Below is the opening section of our submission. The full document can be downloaded here (PDF).
Dear Minister Donohoe,
We are writing to ask that you allocate urgently-needed funding to problem gambling services in Budget 2018.
Currently there is no dedicated funding for problem gambling treatment, prevention or research in Ireland. This is despite the fact that we have the highest per capita gambling losses in Europe (the third highest globally). The HSE does not have problem gambling or gambling addiction as part of their Service Plan for 2017 and we have been advised by them that it is unlikely that they will allocate funding to this area, as they are aware that a dedicated Social Fund is due to be created upon the enactment of the Gambling Control Bill. Unfortunately, it may take several years before the Social Fund is active and this is time that the thousands of families affected by gambling-related harm do not have.

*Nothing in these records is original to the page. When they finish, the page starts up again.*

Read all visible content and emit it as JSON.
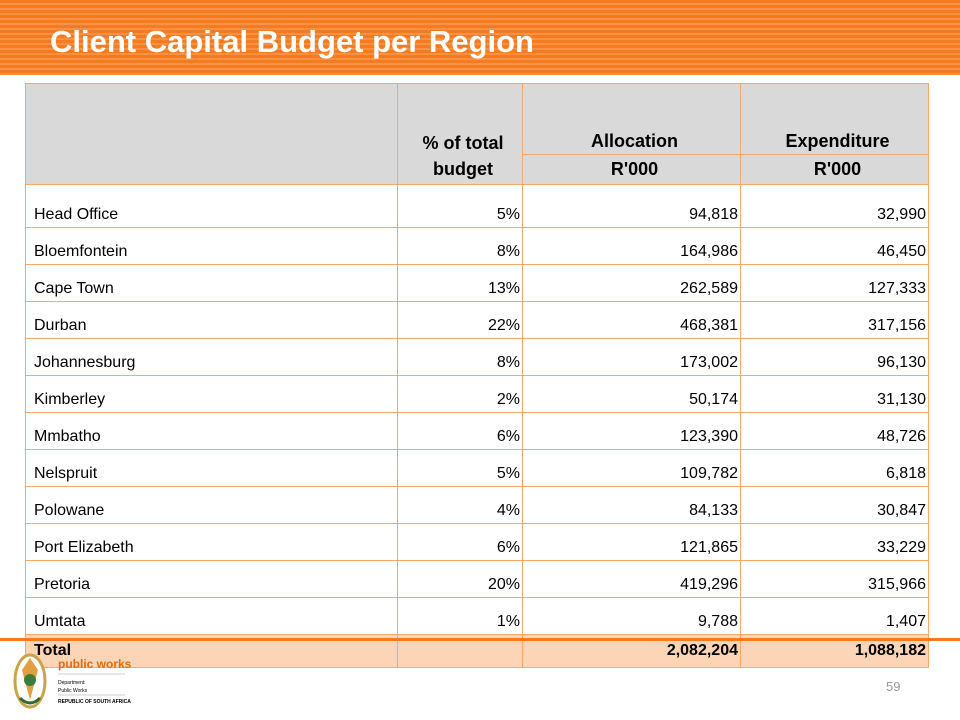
{
  "header": {
    "title": "Client Capital Budget per Region"
  },
  "table": {
    "columns": [
      "% of total budget",
      "Allocation",
      "Expenditure"
    ],
    "units": [
      "R'000",
      "R'000"
    ],
    "rows": [
      [
        "Head Office",
        "5%",
        "94,818",
        "32,990"
      ],
      [
        "Bloemfontein",
        "8%",
        "164,986",
        "46,450"
      ],
      [
        "Cape Town",
        "13%",
        "262,589",
        "127,333"
      ],
      [
        "Durban",
        "22%",
        "468,381",
        "317,156"
      ],
      [
        "Johannesburg",
        "8%",
        "173,002",
        "96,130"
      ],
      [
        "Kimberley",
        "2%",
        "50,174",
        "31,130"
      ],
      [
        "Mmbatho",
        "6%",
        "123,390",
        "48,726"
      ],
      [
        "Nelspruit",
        "5%",
        "109,782",
        "6,818"
      ],
      [
        "Polowane",
        "4%",
        "84,133",
        "30,847"
      ],
      [
        "Port Elizabeth",
        "6%",
        "121,865",
        "33,229"
      ],
      [
        "Pretoria",
        "20%",
        "419,296",
        "315,966"
      ],
      [
        "Umtata",
        "1%",
        "9,788",
        "1,407"
      ]
    ],
    "total": [
      "Total",
      "2,082,204",
      "1,088,182"
    ]
  },
  "footer": {
    "logo": {
      "name": "public works",
      "lines": [
        "Department:",
        "Public Works",
        "REPUBLIC OF SOUTH AFRICA"
      ]
    },
    "page": "59"
  }
}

We propose that Betting Duty be increased by a minimum of 0.1%, with those additional funds (roughly €5 million) allocated to problem gambling services. We propose that this be an interim measure until the Social Fund is active. At an Oireachtas Agriculture Committee meeting earlier this year, Mr Brian Kavanagh, CEO of Horse Racing Ireland (the main recipient of Betting Duty funding), stated that funding addiction services from Betting Duty would be “eminently sensible” (i). Our proposal has also gained public support from Paddy Power co-founder, Stewart Kenny (ii).
Currently Ireland has the lowest Betting Duty in Europe. The equivalent turnover rate in the UK is 1.5%. We feel that this leaves plenty of scope for an increase, without adversely affecting either the Horse Racing and Greyhound industries or the gambling industry.

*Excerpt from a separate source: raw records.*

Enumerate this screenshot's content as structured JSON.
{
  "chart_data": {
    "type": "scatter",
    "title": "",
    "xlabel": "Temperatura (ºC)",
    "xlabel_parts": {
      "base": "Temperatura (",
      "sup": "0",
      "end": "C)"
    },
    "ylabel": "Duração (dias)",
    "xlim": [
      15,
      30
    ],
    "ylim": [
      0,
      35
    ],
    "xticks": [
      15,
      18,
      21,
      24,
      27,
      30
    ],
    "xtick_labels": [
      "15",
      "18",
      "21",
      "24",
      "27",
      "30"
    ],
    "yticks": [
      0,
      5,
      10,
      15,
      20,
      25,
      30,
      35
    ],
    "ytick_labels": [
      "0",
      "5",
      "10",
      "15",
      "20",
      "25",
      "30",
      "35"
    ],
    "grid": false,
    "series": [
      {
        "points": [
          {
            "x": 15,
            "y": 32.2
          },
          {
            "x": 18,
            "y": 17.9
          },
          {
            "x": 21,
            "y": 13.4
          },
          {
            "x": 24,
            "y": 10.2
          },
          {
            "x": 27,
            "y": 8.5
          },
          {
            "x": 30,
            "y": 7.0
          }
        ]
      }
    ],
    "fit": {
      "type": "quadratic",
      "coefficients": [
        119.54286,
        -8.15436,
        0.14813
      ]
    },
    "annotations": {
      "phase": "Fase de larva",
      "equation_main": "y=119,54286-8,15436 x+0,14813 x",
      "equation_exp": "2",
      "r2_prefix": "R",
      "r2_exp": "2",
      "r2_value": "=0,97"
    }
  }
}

According to an estimate from the Institute of Public Health in Ireland, there are somewhere between 28,000 and 40,000 problem gamblers in Ireland. International research has shown that, for every problem gambler, an additional 8-10 people’s lives are negatively affected. Even at the lower end of the scale, this would mean that there are in the region of 250,000 people in Ireland who are experiencing gambling-related harm.
In July of this year, Taoiseach Varadkar stated that gambling can give rise to “people becoming addicted, impoverished and unwell as a consequence” (iii). We strongly believe that it is time for the State to recognise problem gambling as a serious public health issue in Ireland.
We urge you to use any increase in Betting Duty in Budget 2018 as an opportunity to help people whose lives have been devastated by gambling addiction, as well as helping to prevent young people and other at-risk groups from developing gambling problems.